Papa, sdokhni (Why Don't You Just Die!)

* * * ½ (out of four)
Seen 27 July 2019 in Auditorium des Diplômés de la SGWU (Fantasia International Film Festival, DCP)

This pitch-black comedy may be the most action-packed film of the festival, a bloody mess of a movie that maintains a breakneck pace for much longer than one might expect and manages the neat trick of having several of its characters doing corrupt, violent things while still maintaining some level of sympathy, which is kind of the only way this sort of free-for-all works. It's kind of unfortunate that this mostly applies to the men in the film, with the women pushed to one emotional extreme or another, but it keeps things hopping.

And hop they do, because writer/director/editor Kirill Sokolov throws his characters through the wringer, drenching the set with red as he quick-cuts to build up speed but tends to follow a smashing blow through, dropping down to slow motion to let viewers "savor" the impact. There are two or three top-shelf action bits in this movie, and a lot of them are set up by making the audience hyper-aware of just where exactly everything is and then sent careening in new directions by weird, violent slapstick. It feels even more absurd confined to one fairly small apartment, and Sokolov manages to heighten things well past when most people would be dead while still having the blood loss take a believable toll.

It slows down necessarily when it leaves the apartment for flashbacks, showing where the characters are coming from and why everybody is eventually going to want corrupt cop Andrei dead. It seldom seems quite enough and sometimes takes a while to circle back, but it's hard to see how Sokolov could do that better even as he's mostly doing what needs to be done. The film also starts to run out of steam a bit in the end, but he at least seems to sense this and finish up quickly.

Les Particules

* * * (out of four)
Seen 27 July 2019 in Salle J.A. DeSève (Fantasia International Film Festival: Camera Lucida, DCP)

I suspect that there are bits of Blaise Harrison's coming-of-age film that I don't quite catch; aside from my having been a lame asexual teen who has trouble connection with these movies to begin with, it kind of seems like the film taking place on a border might have struck a chord more with European audiences: Does going to an apparent international school with both French and Swiss students make a kid more likely to feel like they don't fit in?
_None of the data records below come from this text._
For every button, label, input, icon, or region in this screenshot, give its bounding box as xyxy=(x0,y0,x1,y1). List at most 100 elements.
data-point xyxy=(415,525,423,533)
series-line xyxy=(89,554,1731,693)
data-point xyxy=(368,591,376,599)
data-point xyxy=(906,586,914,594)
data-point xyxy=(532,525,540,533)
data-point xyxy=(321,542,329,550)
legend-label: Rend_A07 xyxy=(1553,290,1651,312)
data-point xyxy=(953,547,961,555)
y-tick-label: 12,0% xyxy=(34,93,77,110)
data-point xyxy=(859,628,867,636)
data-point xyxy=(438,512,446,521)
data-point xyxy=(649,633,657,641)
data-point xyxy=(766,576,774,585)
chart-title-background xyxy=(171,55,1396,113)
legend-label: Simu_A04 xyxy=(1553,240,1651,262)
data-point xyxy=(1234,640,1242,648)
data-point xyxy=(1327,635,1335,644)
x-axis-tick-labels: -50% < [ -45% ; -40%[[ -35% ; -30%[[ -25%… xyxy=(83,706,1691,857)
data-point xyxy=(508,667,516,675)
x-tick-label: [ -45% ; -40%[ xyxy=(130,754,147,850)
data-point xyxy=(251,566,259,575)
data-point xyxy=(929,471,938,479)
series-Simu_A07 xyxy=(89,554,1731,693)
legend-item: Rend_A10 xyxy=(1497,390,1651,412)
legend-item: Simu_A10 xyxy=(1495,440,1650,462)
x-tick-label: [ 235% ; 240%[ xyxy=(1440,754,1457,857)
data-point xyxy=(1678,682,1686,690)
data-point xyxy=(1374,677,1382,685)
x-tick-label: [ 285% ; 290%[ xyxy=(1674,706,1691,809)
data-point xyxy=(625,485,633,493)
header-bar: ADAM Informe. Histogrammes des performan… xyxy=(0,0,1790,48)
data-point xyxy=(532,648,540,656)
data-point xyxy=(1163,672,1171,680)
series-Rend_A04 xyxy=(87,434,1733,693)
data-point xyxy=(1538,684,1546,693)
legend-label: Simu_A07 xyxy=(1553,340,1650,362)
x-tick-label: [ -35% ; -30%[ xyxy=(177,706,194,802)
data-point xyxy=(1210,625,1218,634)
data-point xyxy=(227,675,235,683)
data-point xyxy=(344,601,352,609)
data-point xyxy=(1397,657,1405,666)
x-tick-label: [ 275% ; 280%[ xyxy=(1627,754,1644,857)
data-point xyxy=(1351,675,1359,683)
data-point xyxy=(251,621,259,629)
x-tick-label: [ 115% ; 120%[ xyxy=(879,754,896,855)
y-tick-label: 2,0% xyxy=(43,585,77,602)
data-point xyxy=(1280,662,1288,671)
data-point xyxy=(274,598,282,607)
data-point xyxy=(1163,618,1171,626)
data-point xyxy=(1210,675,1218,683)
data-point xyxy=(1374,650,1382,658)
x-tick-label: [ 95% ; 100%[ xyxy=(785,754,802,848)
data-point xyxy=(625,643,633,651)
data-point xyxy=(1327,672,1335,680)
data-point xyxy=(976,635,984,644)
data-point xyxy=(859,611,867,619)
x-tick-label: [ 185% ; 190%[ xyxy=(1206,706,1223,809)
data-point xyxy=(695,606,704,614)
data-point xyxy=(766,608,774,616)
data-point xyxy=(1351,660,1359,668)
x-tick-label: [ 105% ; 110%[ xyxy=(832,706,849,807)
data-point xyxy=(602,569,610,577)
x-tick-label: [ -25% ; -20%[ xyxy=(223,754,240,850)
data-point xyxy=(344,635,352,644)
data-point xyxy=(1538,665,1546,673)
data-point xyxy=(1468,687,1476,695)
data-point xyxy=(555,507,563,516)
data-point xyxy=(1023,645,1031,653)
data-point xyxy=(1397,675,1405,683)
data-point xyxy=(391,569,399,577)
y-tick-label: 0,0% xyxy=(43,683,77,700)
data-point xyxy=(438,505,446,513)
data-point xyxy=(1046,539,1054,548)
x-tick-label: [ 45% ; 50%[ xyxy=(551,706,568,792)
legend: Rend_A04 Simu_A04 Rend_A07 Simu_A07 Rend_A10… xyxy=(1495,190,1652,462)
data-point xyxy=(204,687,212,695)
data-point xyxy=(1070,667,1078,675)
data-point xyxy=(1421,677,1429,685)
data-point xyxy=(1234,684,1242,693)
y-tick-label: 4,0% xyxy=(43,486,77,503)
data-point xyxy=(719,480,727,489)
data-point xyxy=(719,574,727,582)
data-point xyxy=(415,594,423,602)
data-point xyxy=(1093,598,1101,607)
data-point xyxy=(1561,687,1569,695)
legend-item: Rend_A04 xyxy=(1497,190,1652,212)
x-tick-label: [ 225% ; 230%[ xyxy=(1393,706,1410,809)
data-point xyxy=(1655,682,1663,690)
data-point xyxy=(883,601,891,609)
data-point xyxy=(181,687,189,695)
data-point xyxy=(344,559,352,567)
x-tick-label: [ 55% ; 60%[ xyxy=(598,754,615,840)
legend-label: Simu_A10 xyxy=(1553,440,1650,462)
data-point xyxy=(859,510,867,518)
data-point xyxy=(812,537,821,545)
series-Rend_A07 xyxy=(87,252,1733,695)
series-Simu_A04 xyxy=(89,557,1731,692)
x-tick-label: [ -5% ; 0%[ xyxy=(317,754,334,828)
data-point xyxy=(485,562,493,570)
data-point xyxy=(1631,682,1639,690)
It seems like it would, but it's not something I was able to see playing out here.

Of course, it wasn't as flashy as the strange effects P.A. (Thomas Daloz) sees playing out around him, presumably from the Large Hadron Collider which is located below the town. That becomes a potent metaphor, something beyond his teenage aimlessness that he can't yet grasp, distorting reality itself. It's often on the periphery, and it would probably take another viewing and some mulling over to see how far Harrison is going with this - the final shot suggests things coming together and smashing into more basic pieces, which may be how young people feel these days, placed in situations out of their control to see what happens, although it doesn't necessarily fit the rest of the film. Maybe it's something simpler, like understanding the world is founded on unknowable mysteries but that moving ahead means trying to solve what you can anyway.

It's a tough thing to embody, but I like the way Daloz manages it. P.A. is not an especially active, charismatic character, but Daloz and the filmmakers give him worth to go along with his doubt, a good heart even as confusion often results in pettiness. He plays well off Salvatore Ferro as a similar best friend and Néa Lüders as the girl who starts off as his second choice but proves quite winning. They integrate well into the world Harrison gives them, full of advanced but banal science and seemingly inexplicable mysticism.

Definitely one I'd like to see at a better hour and not just the fifth show in a very long day.

1 comment:

Brock said...

Hey Jay, really enjoyed your take on The Two Hundred Fifth! It's a great, fair review and I appreciate your thoughtful approach. You really keyed in on some of the things going on underneath the surface that not everyone sees, and I totally agree that I was really pushing against the short film format. Hopefully, 205 gets a chance to break out beyond it one day.